La red móvil actual (sin 5G) y de fibra óptica que tenemos en Chile, ha costado en inversión privada más de 13 mil millones de dólares en la última década, sin considerar algunos subsidios públicos focalizados a la oferta.
La red 5G nacional y sus terminales con subsidio para consumidores –considerando solo cuatro actores– costará en los próximos años cerca de 3.000 millones de dólares más, y la construcción de la fibra óptica necesaria para soportar la demanda 4.0 sumará otros 500 millones de dólares a mediano plazo.
Hablamos de las inversiones mínimas para desplegar la infraestructura de conectividad digital, sin considerar su costo operacional, el pago de derechos al fisco por el uso de espectro radioeléctrico, más la inversión de mercado que hace cada operador anualmente para prestar servicios a usuarios finales y competir abiertamente.

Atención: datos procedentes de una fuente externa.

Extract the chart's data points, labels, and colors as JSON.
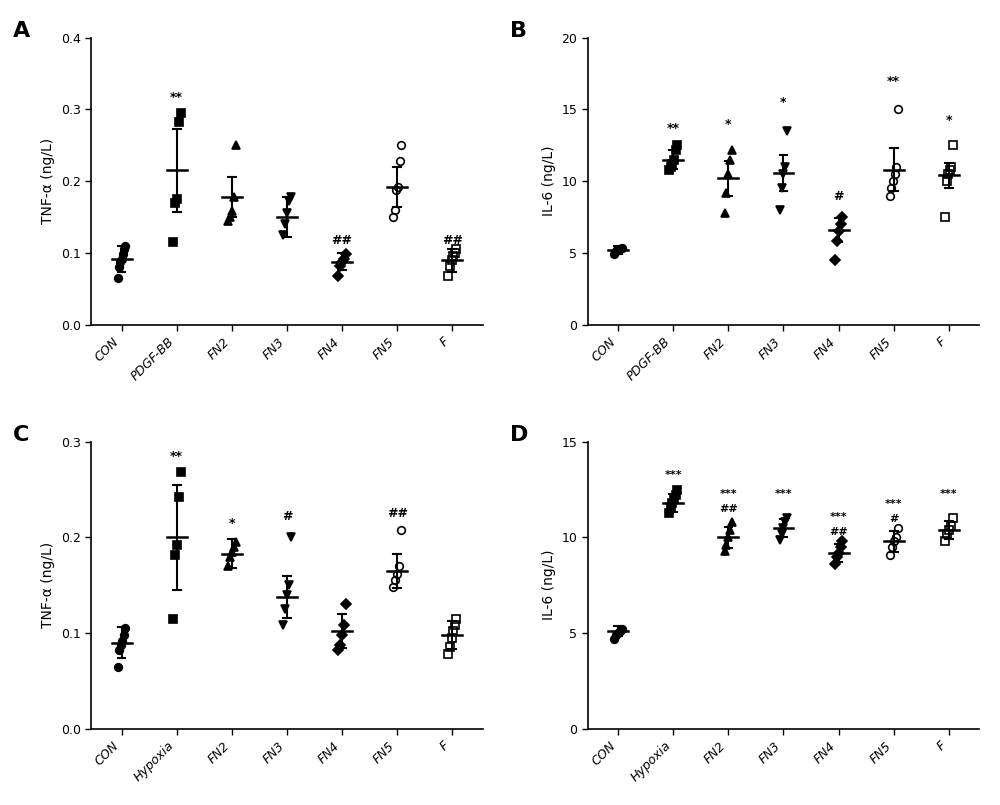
{
  "panels": [
    {
      "label": "A",
      "xlabel_groups": [
        "CON",
        "PDGF-BB",
        "FN2",
        "FN3",
        "FN4",
        "FN5",
        "F"
      ],
      "ylabel": "TNF-α (ng/L)",
      "ylim": [
        0.0,
        0.4
      ],
      "yticks": [
        0.0,
        0.1,
        0.2,
        0.3,
        0.4
      ],
      "markers": [
        "o",
        "s",
        "^",
        "v",
        "D",
        "o",
        "s"
      ],
      "filled": [
        true,
        true,
        true,
        true,
        true,
        false,
        false
      ],
      "means": [
        0.092,
        0.215,
        0.178,
        0.15,
        0.088,
        0.192,
        0.09
      ],
      "sds": [
        0.018,
        0.058,
        0.028,
        0.028,
        0.012,
        0.028,
        0.016
      ],
      "points": [
        [
          0.065,
          0.08,
          0.088,
          0.092,
          0.098,
          0.105,
          0.11
        ],
        [
          0.115,
          0.17,
          0.175,
          0.282,
          0.295
        ],
        [
          0.145,
          0.15,
          0.158,
          0.178,
          0.25
        ],
        [
          0.125,
          0.14,
          0.155,
          0.172,
          0.178
        ],
        [
          0.068,
          0.082,
          0.088,
          0.092,
          0.098
        ],
        [
          0.15,
          0.16,
          0.188,
          0.192,
          0.228,
          0.25
        ],
        [
          0.068,
          0.082,
          0.09,
          0.095,
          0.1,
          0.105
        ]
      ],
      "sig_labels": [
        "",
        "**",
        "",
        "",
        "##",
        "",
        "##"
      ],
      "sig_y": [
        0.0,
        0.308,
        0.0,
        0.0,
        0.108,
        0.0,
        0.108
      ]
    },
    {
      "label": "B",
      "xlabel_groups": [
        "CON",
        "PDGF-BB",
        "FN2",
        "FN3",
        "FN4",
        "FN5",
        "F"
      ],
      "ylabel": "IL-6 (ng/L)",
      "ylim": [
        0,
        20
      ],
      "yticks": [
        0,
        5,
        10,
        15,
        20
      ],
      "markers": [
        "o",
        "s",
        "^",
        "v",
        "D",
        "o",
        "s"
      ],
      "filled": [
        true,
        true,
        true,
        true,
        true,
        false,
        false
      ],
      "means": [
        5.2,
        11.5,
        10.2,
        10.6,
        6.6,
        10.8,
        10.4
      ],
      "sds": [
        0.25,
        0.65,
        1.2,
        1.25,
        0.85,
        1.5,
        0.85
      ],
      "points": [
        [
          4.9,
          5.1,
          5.2,
          5.25,
          5.3,
          5.35
        ],
        [
          10.8,
          11.0,
          11.2,
          11.5,
          12.2,
          12.5
        ],
        [
          7.8,
          9.2,
          10.5,
          11.5,
          12.2
        ],
        [
          8.0,
          9.5,
          10.5,
          11.0,
          13.5
        ],
        [
          4.5,
          5.8,
          6.5,
          7.0,
          7.5
        ],
        [
          9.0,
          9.5,
          10.0,
          10.5,
          11.0,
          15.0
        ],
        [
          7.5,
          10.0,
          10.5,
          10.8,
          11.0,
          12.5
        ]
      ],
      "sig_labels": [
        "",
        "**",
        "*",
        "*",
        "#",
        "**",
        "*"
      ],
      "sig_y": [
        0.0,
        13.2,
        13.5,
        15.0,
        8.5,
        16.5,
        13.8
      ]
    },
    {
      "label": "C",
      "xlabel_groups": [
        "CON",
        "Hypoxia",
        "FN2",
        "FN3",
        "FN4",
        "FN5",
        "F"
      ],
      "ylabel": "TNF-α (ng/L)",
      "ylim": [
        0.0,
        0.3
      ],
      "yticks": [
        0.0,
        0.1,
        0.2,
        0.3
      ],
      "markers": [
        "o",
        "s",
        "^",
        "v",
        "D",
        "o",
        "s"
      ],
      "filled": [
        true,
        true,
        true,
        true,
        true,
        false,
        false
      ],
      "means": [
        0.09,
        0.2,
        0.183,
        0.138,
        0.102,
        0.165,
        0.098
      ],
      "sds": [
        0.016,
        0.055,
        0.015,
        0.022,
        0.018,
        0.018,
        0.015
      ],
      "points": [
        [
          0.065,
          0.082,
          0.088,
          0.092,
          0.098,
          0.105
        ],
        [
          0.115,
          0.182,
          0.192,
          0.242,
          0.268
        ],
        [
          0.17,
          0.18,
          0.185,
          0.19,
          0.195
        ],
        [
          0.108,
          0.125,
          0.14,
          0.15,
          0.2
        ],
        [
          0.082,
          0.088,
          0.098,
          0.108,
          0.13
        ],
        [
          0.148,
          0.155,
          0.162,
          0.17,
          0.208
        ],
        [
          0.078,
          0.085,
          0.095,
          0.102,
          0.108,
          0.115
        ]
      ],
      "sig_labels": [
        "",
        "**",
        "*",
        "#",
        "",
        "##",
        ""
      ],
      "sig_y": [
        0.0,
        0.278,
        0.208,
        0.215,
        0.0,
        0.218,
        0.0
      ]
    },
    {
      "label": "D",
      "xlabel_groups": [
        "CON",
        "Hypoxia",
        "FN2",
        "FN3",
        "FN4",
        "FN5",
        "F"
      ],
      "ylabel": "IL-6 (ng/L)",
      "ylim": [
        0,
        15
      ],
      "yticks": [
        0,
        5,
        10,
        15
      ],
      "markers": [
        "o",
        "s",
        "^",
        "v",
        "D",
        "o",
        "s"
      ],
      "filled": [
        true,
        true,
        true,
        true,
        true,
        false,
        false
      ],
      "means": [
        5.1,
        11.8,
        10.0,
        10.5,
        9.2,
        9.8,
        10.4
      ],
      "sds": [
        0.28,
        0.45,
        0.55,
        0.48,
        0.48,
        0.55,
        0.48
      ],
      "points": [
        [
          4.7,
          4.9,
          5.0,
          5.1,
          5.2
        ],
        [
          11.3,
          11.6,
          11.8,
          12.0,
          12.2,
          12.5
        ],
        [
          9.3,
          9.6,
          10.0,
          10.4,
          10.8
        ],
        [
          9.85,
          10.2,
          10.5,
          10.8,
          11.0
        ],
        [
          8.6,
          9.0,
          9.2,
          9.5,
          9.8
        ],
        [
          9.1,
          9.5,
          9.8,
          10.0,
          10.5
        ],
        [
          9.8,
          10.2,
          10.4,
          10.6,
          11.0
        ]
      ],
      "sig_labels_top": [
        "",
        "***",
        "***",
        "***",
        "***",
        "***",
        "***"
      ],
      "sig_labels_bottom": [
        "",
        "",
        "##",
        "",
        "##",
        "#",
        ""
      ],
      "sig_y_top": [
        0.0,
        13.0,
        12.0,
        12.0,
        10.8,
        11.5,
        12.0
      ],
      "sig_y_bottom": [
        0.0,
        0.0,
        11.2,
        0.0,
        10.0,
        10.7,
        0.0
      ]
    }
  ]
}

Con estas necesidades tan exigentes de inversión es primordial extraer el mayor valor social posible a las redes de telecomunicaciones actuales, muchas de las cuales constituyen además infraestructura crítica en el país, asegurando su proyección hacia adelante, así como fijar reglas de inversión sostenibles y racionales para el futuro inmediato.
En este contexto preocupa la propuesta de la Comisión de Medio Ambiente de la Convención Constitucional, que desconoce las recomendaciones de la Unión Internacional de Telecomunicaciones de Naciones Unidas –sobre la titularidad y estabilidad en el tiempo de las concesiones de telecomunicaciones que usan espectro radioeléctrico para desplegar las redes privadas que usamos todos–, al redefinir los títulos de concesiones sobre espectro como simples permisos administrativos, que son precarios legalmente y sujetos a la discrecionalidad del Gobierno de turno.
Ello implica hacia el futuro un grave riesgo. Dificulta la atracción de las inversiones millonarias que necesitamos, porque nadie invierte en una infraestructura de largo plazo sobre la cual no tiene derecho de propiedad y cuya autorización precaria puede revocarse unilateralmente por la autoridad. Con ello ponemos en riesgo la evolución tecnológica de Chile e, incluso, pone serias trabas al despliegue incipiente de 5G que podría quedar truncado a medio camino.
También se pone en riesgo la estabilidad de las actuales redes de telecomunicaciones y las metas de inclusión digital. Menos inversión significa menor calidad de servicio. Menos inversión significa renunciar al imperativo ético de cerrar la brecha digital en los territorios menos conectados.
Ni hablar de las graves consecuencias para la población de revocar discrecionalmente el uso de las concesiones actuales de telecomunicaciones, que podría derivar en “apagones de conectividad”, dejando a millones de usuarios sin comunicación digital.
Este sábado el Pleno de la Convención Constitucional debe votar este punto sobre el espectro radioeléctrico. Previamente este mismo Pleno ya aprobó la norma que define al espectro radioeléctrico como un recurso nacional y determina que las condiciones para uso no discriminatorio serán definidas por ley. No parece prudente contradecir ese articulado, ya aprobado, con una nueva norma que cierra la puerta al debate legislativo y cristaliza a nivel constitucional el uso del espectro como un mero permiso administrativo.
Es tiempo de cuidar nuestra infraestructura digital y reforzar su futuro, porque hoy –más que nunca– el bienestar y desarrollo humano de Chile dependen de su ecosistema digital.